We spent two weeks recording, which for us is a seriously long time. The bed tracks were done in a pristine 1980's-era studio that had more in common with Warrant and Whitesnake than anything we're into. Somehow the environment just made sense for us.

After that, we holed up inside Jon and Melissa's apartment and recorded all the overdubs there. That was right around the point where we lost our minds a little bit. It was the middle of a strangely cold winter, and we decided to abandon outside life and focus on the album.

I remember smoking a lot of hash and holding secret grudges against each of my band members.

What were you listening to when writing these songs? Who influenced the tracks?

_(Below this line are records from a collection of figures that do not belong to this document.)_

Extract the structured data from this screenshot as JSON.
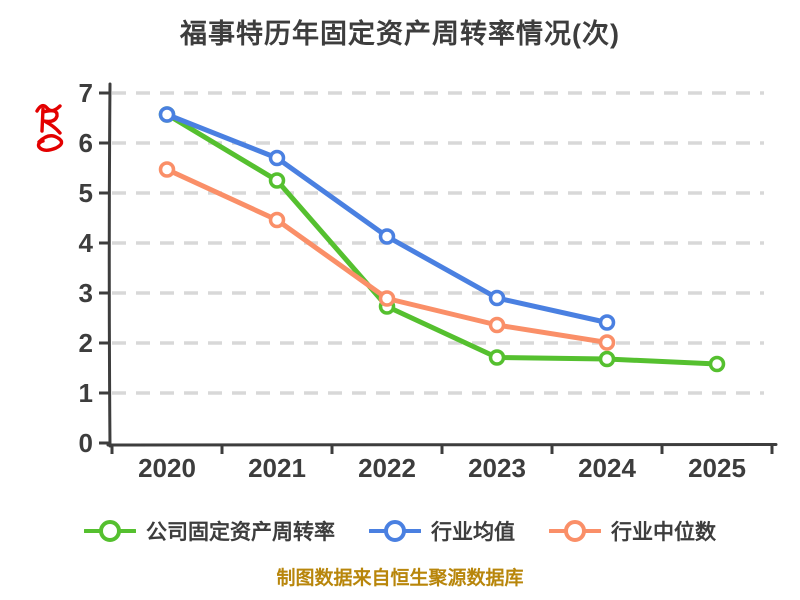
{
  "title": "福事特历年固定资产周转率情况(次)",
  "footer": "制图数据来自恒生聚源数据库",
  "annotation": {
    "name": "red-handwritten-scribble",
    "color": "#e30000"
  },
  "style_colors": {
    "title_text": "#3d3d3d",
    "axis": "#3d3d3d",
    "tick_label": "#3d3d3d",
    "gridline": "#d8d8d8",
    "footer_text": "#b8860b",
    "background": "#ffffff",
    "marker_fill": "#ffffff"
  },
  "chart_data": {
    "type": "line",
    "title": "福事特历年固定资产周转率情况(次)",
    "xlabel": "",
    "ylabel": "",
    "categories": [
      "2020",
      "2021",
      "2022",
      "2023",
      "2024",
      "2025"
    ],
    "ylim": [
      0,
      7
    ],
    "yticks": [
      0,
      1,
      2,
      3,
      4,
      5,
      6,
      7
    ],
    "grid": "horizontal dashed",
    "legend_position": "bottom",
    "line_style": "hand-drawn solid with circular white-filled markers",
    "series": [
      {
        "name": "公司固定资产周转率",
        "color": "#55c02f",
        "values": [
          6.57,
          5.25,
          2.73,
          1.71,
          1.68,
          1.58
        ]
      },
      {
        "name": "行业均值",
        "color": "#4a80e1",
        "values": [
          6.57,
          5.7,
          4.13,
          2.9,
          2.41,
          null
        ]
      },
      {
        "name": "行业中位数",
        "color": "#fa8f68",
        "values": [
          5.47,
          4.46,
          2.89,
          2.36,
          2.01,
          null
        ]
      }
    ]
  }
}
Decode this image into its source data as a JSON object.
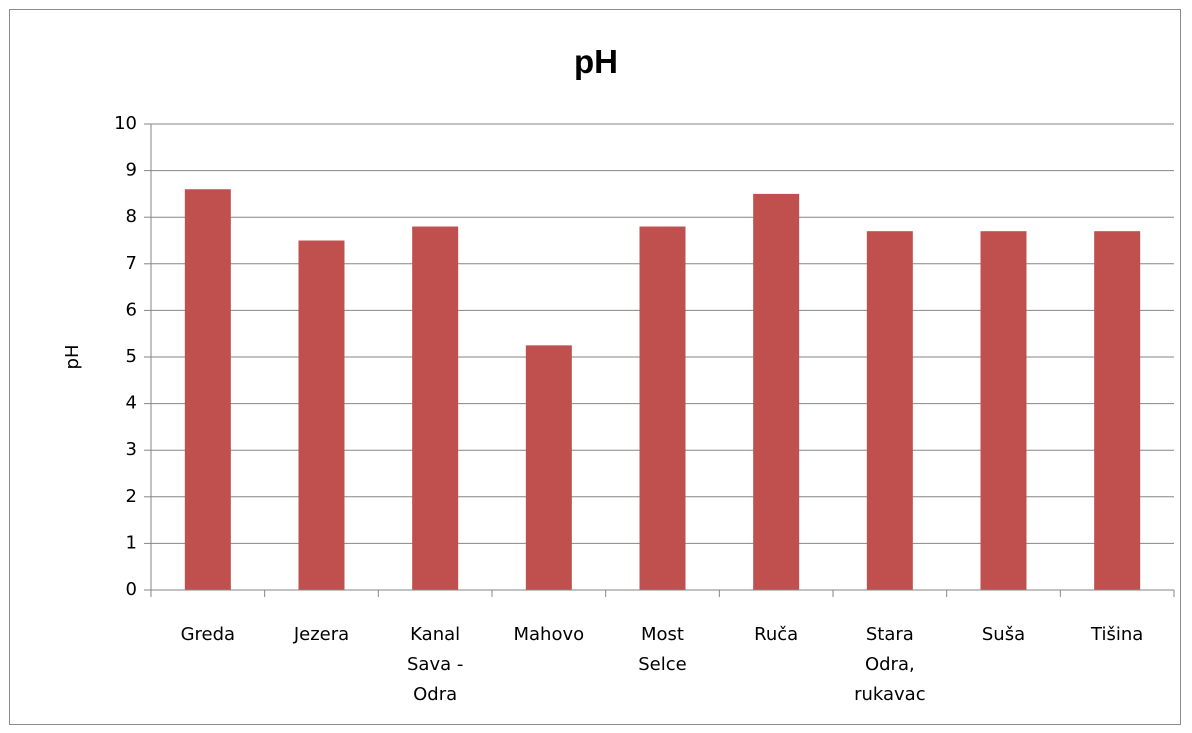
{
  "chart_data": {
    "type": "bar",
    "title": "pH",
    "ylabel": "pH",
    "xlabel": "",
    "ylim": [
      0,
      10
    ],
    "ytick_step": 1,
    "grid": true,
    "legend": "none",
    "categories": [
      [
        "Greda"
      ],
      [
        "Jezera"
      ],
      [
        "Kanal",
        "Sava -",
        "Odra"
      ],
      [
        "Mahovo"
      ],
      [
        "Most",
        "Selce"
      ],
      [
        "Ruča"
      ],
      [
        "Stara",
        "Odra,",
        "rukavac"
      ],
      [
        "Suša"
      ],
      [
        "Tišina"
      ]
    ],
    "values": [
      8.6,
      7.5,
      7.8,
      5.25,
      7.8,
      8.5,
      7.7,
      7.7,
      7.7
    ],
    "bar_color": "#c0504d"
  }
}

I'd say that Jon's obsession with (and subsequent hording of) vintage synthesizers had more to do with the direction of this album than any music we were listening to. We're at the point where the essence of our sound has been well-established. The nucleus of these songs isn't all that different from our last record, but having these extra instruments around (and the time to experiment with them) gave us the opportunity to create all these counter-melodies and textural layers that really made things so much more interesting.

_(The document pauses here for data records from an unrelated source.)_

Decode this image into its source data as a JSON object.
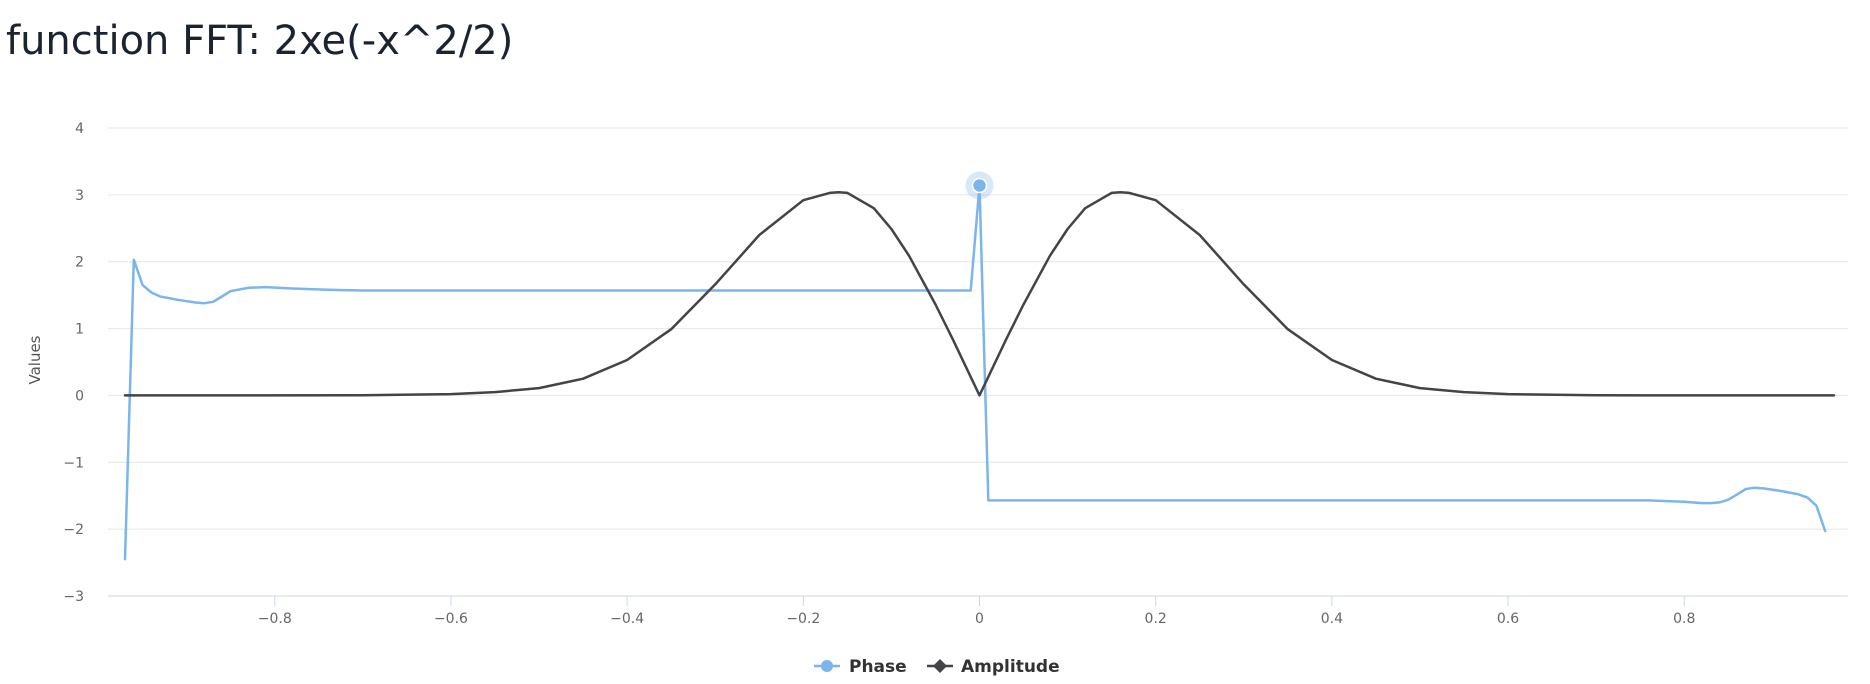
{
  "page": {
    "title": "function FFT: 2xe(-x^2/2)"
  },
  "chart_data": {
    "type": "line",
    "title": "function FFT: 2xe(-x^2/2)",
    "xlabel": "",
    "ylabel": "Values",
    "xlim": [
      -0.97,
      0.97
    ],
    "ylim": [
      -3,
      4
    ],
    "xticks": [
      -0.8,
      -0.6,
      -0.4,
      -0.2,
      0,
      0.2,
      0.4,
      0.6,
      0.8
    ],
    "yticks": [
      -3,
      -2,
      -1,
      0,
      1,
      2,
      3,
      4
    ],
    "xtick_labels": [
      "−0.8",
      "−0.6",
      "−0.4",
      "−0.2",
      "0",
      "0.2",
      "0.4",
      "0.6",
      "0.8"
    ],
    "ytick_labels": [
      "−3",
      "−2",
      "−1",
      "0",
      "1",
      "2",
      "3",
      "4"
    ],
    "grid": true,
    "legend_position": "bottom-center",
    "series": [
      {
        "name": "Phase",
        "color": "#7cb5ec",
        "marker": "circle",
        "x": [
          -0.97,
          -0.96,
          -0.95,
          -0.94,
          -0.93,
          -0.91,
          -0.89,
          -0.88,
          -0.87,
          -0.86,
          -0.85,
          -0.83,
          -0.81,
          -0.78,
          -0.74,
          -0.7,
          -0.65,
          -0.5,
          -0.3,
          -0.1,
          -0.01,
          0.0,
          0.01,
          0.2,
          0.4,
          0.6,
          0.7,
          0.76,
          0.8,
          0.82,
          0.83,
          0.84,
          0.85,
          0.86,
          0.87,
          0.88,
          0.89,
          0.91,
          0.93,
          0.94,
          0.95,
          0.96
        ],
        "y": [
          -2.45,
          2.03,
          1.65,
          1.54,
          1.48,
          1.43,
          1.39,
          1.38,
          1.4,
          1.48,
          1.56,
          1.61,
          1.62,
          1.6,
          1.58,
          1.57,
          1.57,
          1.57,
          1.57,
          1.57,
          1.57,
          3.14,
          -1.57,
          -1.57,
          -1.57,
          -1.57,
          -1.57,
          -1.57,
          -1.59,
          -1.61,
          -1.61,
          -1.6,
          -1.56,
          -1.48,
          -1.4,
          -1.38,
          -1.39,
          -1.43,
          -1.48,
          -1.53,
          -1.65,
          -2.03
        ]
      },
      {
        "name": "Amplitude",
        "color": "#434348",
        "marker": "diamond",
        "x": [
          -0.97,
          -0.7,
          -0.6,
          -0.55,
          -0.5,
          -0.45,
          -0.4,
          -0.35,
          -0.3,
          -0.25,
          -0.2,
          -0.17,
          -0.16,
          -0.15,
          -0.12,
          -0.1,
          -0.08,
          -0.05,
          -0.03,
          0.0,
          0.03,
          0.05,
          0.08,
          0.1,
          0.12,
          0.15,
          0.16,
          0.17,
          0.2,
          0.25,
          0.3,
          0.35,
          0.4,
          0.45,
          0.5,
          0.55,
          0.6,
          0.7,
          0.97
        ],
        "y": [
          0.0,
          0.002,
          0.02,
          0.05,
          0.11,
          0.25,
          0.53,
          0.99,
          1.66,
          2.4,
          2.92,
          3.03,
          3.04,
          3.03,
          2.8,
          2.49,
          2.09,
          1.36,
          0.83,
          0.0,
          0.83,
          1.36,
          2.09,
          2.49,
          2.8,
          3.03,
          3.04,
          3.03,
          2.92,
          2.4,
          1.66,
          0.99,
          0.53,
          0.25,
          0.11,
          0.05,
          0.02,
          0.002,
          0.0
        ]
      }
    ],
    "highlighted_point": {
      "series": "Phase",
      "x": 0,
      "y": 3.14
    }
  }
}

The track “Rut” addresses the feeling of being in a rut—how do you guys manage those times? Do you think being in a rut helps/harms your songwriting?

We're actually working on a collaborative cookbook right now, and that has been a welcome distraction from the ennui of daily life. We've selected well-loved recipes from each of our families and added our own modern variations. Chris makes these roasted garlic mashed potatoes that are borderline orgasmic.

What are the big future plans? Tours? Getting out of Canada?

We play in the USA pretty frequently. Our last tour was a quick jaunt south of the border during the Fourth of July weekend, and that was incredible. We swam at a frigid beach on lake Michigan, and watched a bratty child hurl a bucket of sand into his father's face.

We'll be touring again in the fall to promote the new album. The dates haven't been confirmed but it will likely be in October. I can't wait to go back to Chicago and get lost in the craft beer store again.

With the recent influx of adolescence-named bands (Tweens, Teens, Psychic Teens), how do you set yourself apart? What makes Teenanger different?

I'm pretty sure each member of Teenanger owns a copy of Rodney Dangerfield's “Rappin' Rodney” on wax. That definitely sets us apart, not only from bands with similar names, but also the vast majority of sane people in the world.

Who would be on your dream tour?

If Dewey Cox (from the film “Walk Hard”) was an actual person, we'd pick him in a heartbeat. I really like that scene where he says “Goddamnit, this is a dark fucking period!”